Le protocole prévoit la rédaction, sur chaque aérodrome militaire, d'une "charte de qualité de l'environnement sonore" d'ici fin 2001, élaborée en partenariat avec les élus, les associations de riverains et, le cas échéant, les chambres de commerce et d'industrie. Les commissions consultatives de l'environnement (CCE) seront le lieu de cette concertation et auront la charge de coordonner la rédaction de ces chartes et d'en assurer le suivi.

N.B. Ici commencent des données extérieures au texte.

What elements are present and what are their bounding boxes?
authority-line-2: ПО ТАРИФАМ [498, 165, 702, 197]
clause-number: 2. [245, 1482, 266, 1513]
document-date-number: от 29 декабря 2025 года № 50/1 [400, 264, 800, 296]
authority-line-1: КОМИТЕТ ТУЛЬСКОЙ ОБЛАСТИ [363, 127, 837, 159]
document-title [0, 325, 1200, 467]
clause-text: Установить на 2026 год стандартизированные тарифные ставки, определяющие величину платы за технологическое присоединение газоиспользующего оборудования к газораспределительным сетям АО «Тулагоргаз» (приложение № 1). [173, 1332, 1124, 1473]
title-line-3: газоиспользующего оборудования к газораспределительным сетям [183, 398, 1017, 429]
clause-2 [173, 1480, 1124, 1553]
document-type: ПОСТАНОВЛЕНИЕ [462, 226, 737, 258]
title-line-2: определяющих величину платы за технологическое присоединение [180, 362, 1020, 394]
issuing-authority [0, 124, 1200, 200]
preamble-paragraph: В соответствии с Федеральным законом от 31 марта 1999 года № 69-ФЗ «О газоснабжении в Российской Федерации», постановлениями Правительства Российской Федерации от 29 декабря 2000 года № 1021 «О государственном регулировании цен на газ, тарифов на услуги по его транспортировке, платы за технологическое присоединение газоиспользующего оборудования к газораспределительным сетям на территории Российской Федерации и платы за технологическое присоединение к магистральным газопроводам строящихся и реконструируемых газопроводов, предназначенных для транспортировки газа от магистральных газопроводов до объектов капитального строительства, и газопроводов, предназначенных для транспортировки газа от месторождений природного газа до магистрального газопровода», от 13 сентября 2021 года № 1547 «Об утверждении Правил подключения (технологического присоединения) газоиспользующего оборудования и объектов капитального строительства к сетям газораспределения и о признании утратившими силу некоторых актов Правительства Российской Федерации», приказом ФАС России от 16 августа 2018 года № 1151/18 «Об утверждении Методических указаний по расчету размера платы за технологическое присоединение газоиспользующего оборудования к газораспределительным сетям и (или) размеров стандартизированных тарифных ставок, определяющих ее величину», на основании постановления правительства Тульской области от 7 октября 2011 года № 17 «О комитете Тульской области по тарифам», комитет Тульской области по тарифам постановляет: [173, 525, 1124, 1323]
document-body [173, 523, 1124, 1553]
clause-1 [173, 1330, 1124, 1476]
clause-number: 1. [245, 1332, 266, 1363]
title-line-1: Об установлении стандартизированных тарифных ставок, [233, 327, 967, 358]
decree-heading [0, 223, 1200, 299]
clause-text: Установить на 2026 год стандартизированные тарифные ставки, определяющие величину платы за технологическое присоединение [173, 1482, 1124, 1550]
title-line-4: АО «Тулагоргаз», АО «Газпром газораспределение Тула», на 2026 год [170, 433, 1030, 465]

Les chartes définiront les dispositions à prendre pour réduire les gênes subies par les riverains, sans compromettre la sécurité de la population survolée et des équipages, ni l'accomplissement des missions opérationnelles dévolues aux bases. Les aménagements pourront notamment concerner les horaires, les trajectoires, les altitudes et les procédures de décollage et d'atterrissage ; ils pourront impliquer la mise en place d'équipements destinés à minimiser la propagation des bruits au sol sur les sites les plus critiques.
Un ensemble d'actions sera lancé, à effet immédiat ou à plus à long terme, afin d'améliorer la connaissance des nuisances sonores et de la gêne causée aux riverains, de réduire les nuisances à la source, d'améliorer la concertation dans la programmation d'activités occasionnelles telles que les meetings, d'adapter la formation des équipages afin de mieux intégrer la problématique du bruit dans l'activité quotidienne.
Afin de prévenir l'exposition de nouvelles populations aux nuisances sonores d'origine aéronautique, les plans d'exposition au bruit les plus anciens seront actualisés.
Enfin, au niveau national, une Commission mixte "Défense - Environnement" suivra la mise en oeuvre de cette politique de réduction des nuisances sonores et fera toute proposition utile pour améliorer le dispositif. Elle produira un premier rapport d'étape fin 2001, afin de préparer les décisions qui pourront être prise pour réduire l'exposition au bruit des populations riveraines et s'engager progressivement vers un dispositif d'aide à l'insonorisation. Ce protocole marque une étape importante dans le domaine de la réduction des nuisances sonores d'origine aéronautique.